Ma la paura, da sola, non basta a tenere insieme
per sempre un rapporto. Se Angela Merkel non
rinsavirà, finirà col distruggerlo.

Philippe Legrain è stato consigliere economico
della Commissione Europea con Barroso, dal 2011 al 2014.
È Visiting senior fellow alla London School of Economics

9/05/2009

Rischio recessione di "doppio fondo"

L'ipotesi che proiettano la maggioranza dei mezzi di comunicazione di analisti del sistema economico è quello della "crescita debole" (uscita lenta della recessione), con un recupero lieve delle variabili economiche che non raggiungerà per riattivare i due pilastri basilari della crescita economico mondiale: L'impiego ed il Consumo.


I numeri ufficiali dei dati dell'economia reale, rivelano un fenomeno contrapposto: Ci sono segni lievi, i paesi centrali cominciano ad uscire soavemente dal processo recessivo, ma non ci sono dati né segnali che rivelino un recupero immediato dell'impiego e dei livelli di consumo.

L'economia globale sembra aver "toccare il fondo" (della recessione), dopo essere passato per la peggiore recessione e crisi finanziaria della Grande Depressione.

Nel quarto trimestre del 2008 ed il primo del 2009, il ritmo di contrazione delle economie più avanzate era simile alla caduta libera del PIL della crisi del 1929.

Davanti all'attuale situazione segnala un autorevole giornale bisogna porsi tre questioni.

Quando finirà la recessione globale?
Come sarà il recupero economico?
Ci sono rischi che si riproduca una ricaduta?

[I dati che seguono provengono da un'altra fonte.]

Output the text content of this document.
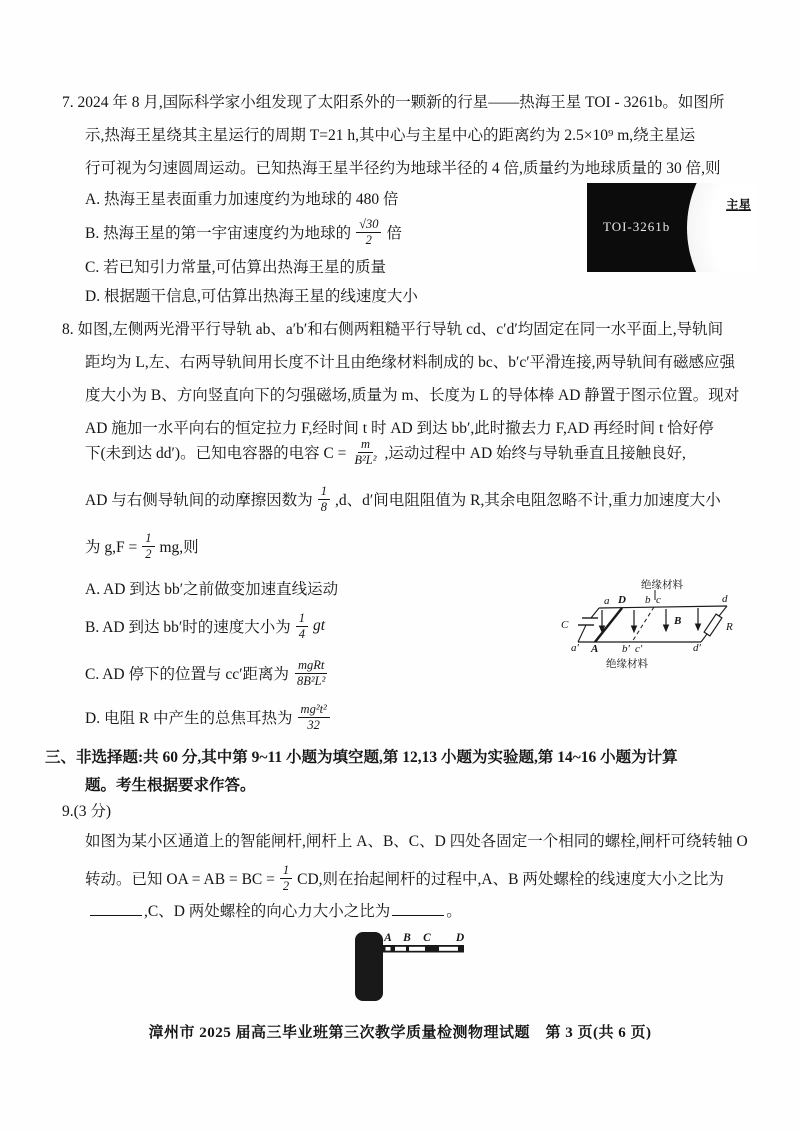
7. 2024 年 8 月,国际科学家小组发现了太阳系外的一颗新的行星——热海王星 TOI - 3261b。如图所
示,热海王星绕其主星运行的周期 T=21 h,其中心与主星中心的距离约为 2.5×10⁹ m,绕主星运
行可视为匀速圆周运动。已知热海王星半径约为地球半径的 4 倍,质量约为地球质量的 30 倍,则
A. 热海王星表面重力加速度约为地球的 480 倍
B. 热海王星的第一宇宙速度约为地球的 $\frac{√30}{2}$ 倍
C. 若已知引力常量,可估算出热海王星的质量
D. 根据题干信息,可估算出热海王星的线速度大小
TOI-3261b
主星
8. 如图,左侧两光滑平行导轨 ab、a′b′和右侧两粗糙平行导轨 cd、c′d′均固定在同一水平面上,导轨间
距均为 L,左、右两导轨间用长度不计且由绝缘材料制成的 bc、b′c′平滑连接,两导轨间有磁感应强
度大小为 B、方向竖直向下的匀强磁场,质量为 m、长度为 L 的导体棒 AD 静置于图示位置。现对
AD 施加一水平向右的恒定拉力 F,经时间 t 时 AD 到达 bb′,此时撤去力 F,AD 再经时间 t 恰好停
下(未到达 dd′)。已知电容器的电容 $C = \frac{m}{\text{B²L²}}$ ,运动过程中 AD 始终与导轨垂直且接触良好,
AD 与右侧导轨间的动摩擦因数为 $\frac{1}{8} ,d$、d′间电阻阻值为 R,其余电阻忽略不计,重力加速度大小
为 $g,F = \frac{1}{2}$ mg,则
A. AD 到达 bb′之前做变加速直线运动
B. AD 到达 bb′时的速度大小为 $\frac{1}{4}$ gt
C. AD 停下的位置与 cc′距离为 $\frac{\text{mgRt}}{\text{8B²L²}}$
D. 电阻 R 中产生的总焦耳热为 $\frac{\text{mg²t²}}{32}$
绝缘材料
C	R
B
a D b c	d
a′ A b′ c′	d′
绝缘材料
三、非选择题:共 60 分,其中第 9~11 小题为填空题,第 12,13 小题为实验题,第 14~16 小题为计算
题。考生根据要求作答。
9.(3 分)
如图为某小区通道上的智能闸杆,闸杆上 A、B、C、D 四处各固定一个相同的螺栓,闸杆可绕转轴 O
转动。已知 OA = AB = BC = $\frac{1}{2}$ CD,则在抬起闸杆的过程中,A、B 两处螺栓的线速度大小之比为
,C、D 两处螺栓的向心力大小之比为	。
A B C D
漳州市 2025 届高三毕业班第三次教学质量检测物理试题　第 3 页(共 6 页)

In quanto alla prima domanda, tutto indicherebbe che l'economia globale toccherà il fondo nella seconda metà del 2009. In molti paesi sviluppati, (USA, Regno Unito, Spagna, Italia ed altri membri dello zona euro, ed in alcune economie emergenti, quasi tutte europee.

In altre economie avanzate, come Australia, Germania, Francia e Giappone, e nella maggior parte dei mercati emergenti, come Cina, India, Brasile ed altre zone dell'Asia ed America Latina, il recupero è già cominciato e si comincia a percepire lievemente, quindi è iniziata un'uscita debole della decelerazione economica.

Come sarà il recupero?

Rispetto a come sarà il recupero, il quotidiano dice che verrà in forma O, recessione lunga ed uscita lenta, con crescita debole per almeno un paio di anni.

Per il giornale, l'ipotesi di un recupero in forma di O significa che l'occupazione continuerà a cadere drasticamente in USA ed in altri paesi: nelle economie avanzate, l'indice di disoccupazione supererà il 10 percento nel 2010.

Questa è una brutta notizia per la domanda e per le banche , ma anche per i lavoratori qualificati, un fattore fondamentale per la crescita della produttività lavorativa a lungo termine.

L'uscita ad ( O) si consolida per la contrazione creditizia delle banche che limita la capacità di erogare crediti per l'acquisto di nuove case e di investire per le imprese, gli indebitati consumatori affrontano la caduta del prezzo dell'abitazione e delle borse valori.

Il sistema finanziario continua il quotidiano , nonostante le misure adottate, continua ad essere sommamente deteriorato. Le entità bancarie tradizionali affrontano alcune perdite potenziali derivate da prestiti attivi di miliardi di dollari, oltre a soffrire una grave mancanza di capitalizzazione.

Il basso rendimento, dovuto all'alto indebitamento ed ai rischi di insoluto, saranno un freno per la crescita e le costanti pressioni deflazionistiche sui margini corporativi limiteranno le imprese a produrre, e a contrattare con il personale ed investire.

L'indebitamento del settore pubblico attraverso l'aumento dei grandi deficit fiscali minaccia di spostare il recupero della spesa nel settore privato. Inoltre, gli effetti dei pacchetti di stimoli smetteranno agli inizi del prossimo anno 2010, che è quello che aumenta l'incremento della domanda privata per sostenere la crescita continua.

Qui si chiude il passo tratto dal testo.